When I say that Annie Glenn is probably the most accomplished American of all time, I don't mean to tear down her husband Senator Glenn. If I'm right then he's doubtlessly a very close and respectable runner up, as he has often been. But thinking of their accomplishments as discreet from one another is always going to come up short; it's pretty clear Annie Glenn could not have done what she did without her famous husband, and that he could not have done what he did without her. I'm from Ohio and I can confirm that in Senator Glenn's home state the couple are a beloved institution, and the general consensus is that celebrating them just has to be done as a pair. John's boyhood home was restored to its original address in New Concord Ohio as a memorial, but it's still the John and Annie Glenn museum. Perhaps even more charming is the street on Ohio State's campus, Annie and John Glenn Avenue. And it's important to consider that no matter how many death-defying world records John set or positions of power he inhabited, he was always doing so with spotless physical and mental health, we have confirmation of that in the winnowing process to select the Mercury 7 astronauts, and reconfirmation decades later from a whole new generation of NASA doctors who vetted him for the Space Shuttle, by the same criteria as the younger astronauts. He had to cope with fear no doubt, but never the daily, unrelenting fear of a disability that colors every minute of one's life. We don't even need doctors to confirm it, John Glenn admitted as much in his 1999 memoir:

"I saw Annie's perseverance and strength through the years and it just made me admire her and love her even more. It takes guts to operate with a disability; I don't know if I would have had the courage to do all the things that Annie did so well."

There's a line from a John Milton sonnet that people like to quote when they talk about the spouses of servicepeople: "They also serve, who only stand and wait". On its own this hits on an indelible image of Annie Glenn, the astronaut wife who waited for her husband to return from, at the time, the greatest distances humans could travel.
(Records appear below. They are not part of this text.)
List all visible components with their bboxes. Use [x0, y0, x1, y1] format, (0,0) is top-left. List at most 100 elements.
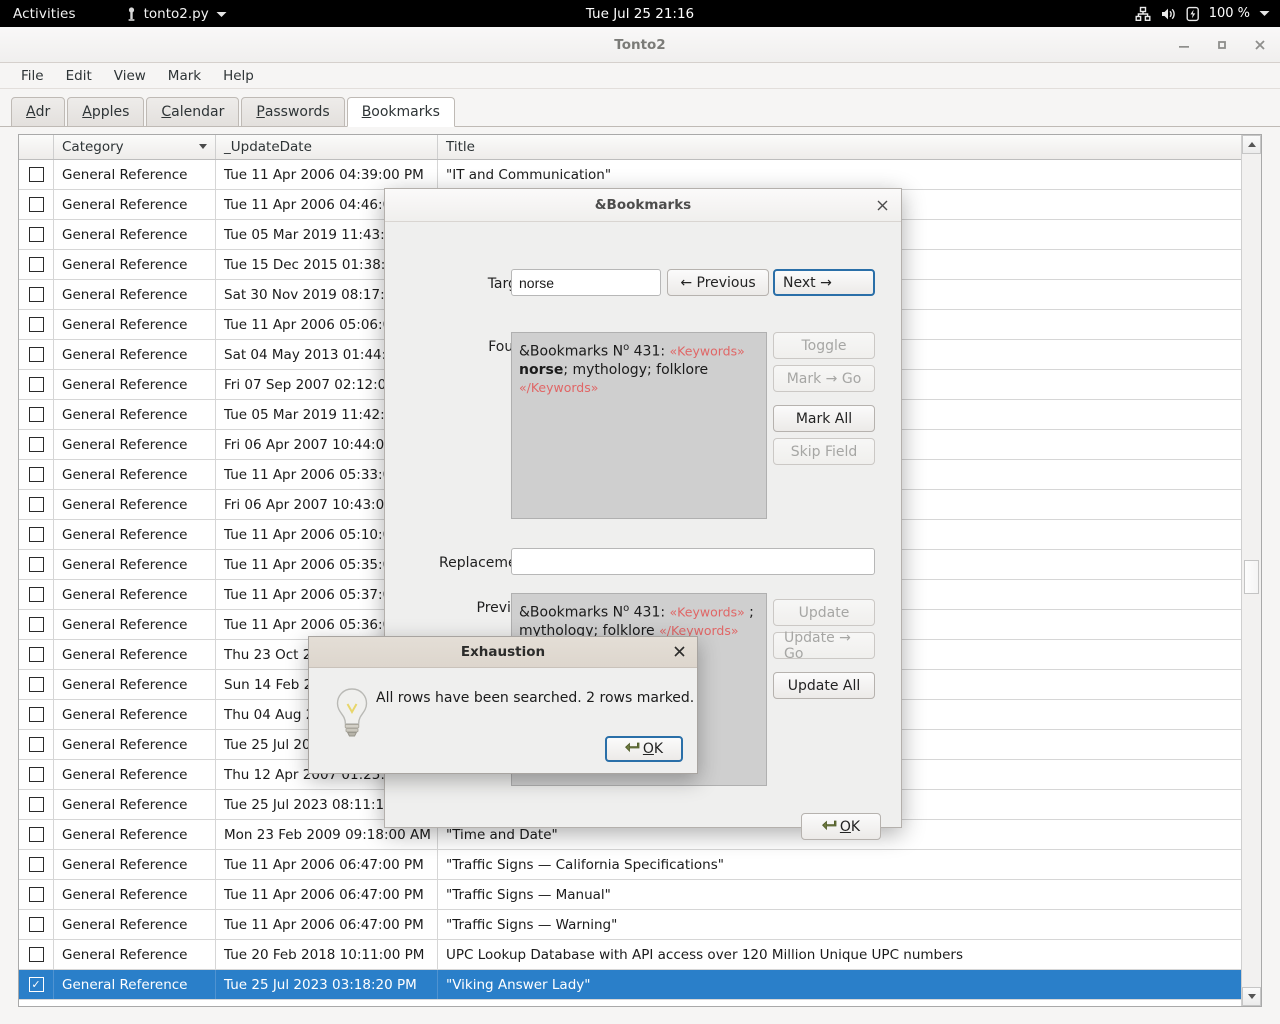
checkbox-unchecked-icon[interactable] — [29, 527, 44, 542]
checkbox-unchecked-icon[interactable] — [29, 647, 44, 662]
checkbox-unchecked-icon[interactable] — [29, 557, 44, 572]
close-icon[interactable] — [1252, 37, 1268, 53]
close-icon[interactable] — [874, 197, 891, 214]
checkbox-unchecked-icon[interactable] — [29, 677, 44, 692]
column-header-category[interactable]: Category — [54, 135, 216, 159]
update-button[interactable]: Update — [773, 599, 875, 626]
checkbox-unchecked-icon[interactable] — [29, 917, 44, 932]
menu-edit[interactable]: Edit — [55, 66, 103, 86]
bookmarks-ok-button[interactable]: OK — [801, 813, 881, 840]
checkbox-unchecked-icon[interactable] — [29, 257, 44, 272]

Her ability to represent her husband's mission on the ground while he defied death for country, for science, and for all mankind is a beautiful legacy all to itself. But if you dig deeper you'll find that Milton's words apply to Annie Glenn better than most. They're from a poem called When I Consider How My Light is Spent, about Milton losing his literary abilities as he went blind. He was worried that he couldn't serve country or even God anymore because of his disability, and resolves a few lines earlier that " who best bear his mild yoke, they serve him best. His state is kingly". He finds relief, we can hope, in the idea that accomplishments aren't just about the things themselves. That "God doth not need either man's work or his own gifts", but that the test of a person is really in what they overcome to do those things, even if the thing to overcome is acceptance that one's role has to be adjusted to fit their limitations. In that respect, Annie Glenn is probably the most accomplished American who ever lived, she overcame intense difficulty to become a defender of those similarly afflicted, and her string of outrageous and incredible feats of daring is at the very least the equal of her husband's, if it doesn't surpass it. But most importantly, through her trials she transformed those accomplishments into more than just a list of where she was and what she did. They became examples for other people to follow. All of us can know that it's never too late to outdo ourselves, no matter how well we've done already, thanks to the example of Annie Glenn. Her husband circled the Earth a few times, but her inspirational deeds continue to circle it even now after her death.

Anna Margaret Glenn died on Tuesday, May 19 2020. She was 100 years old.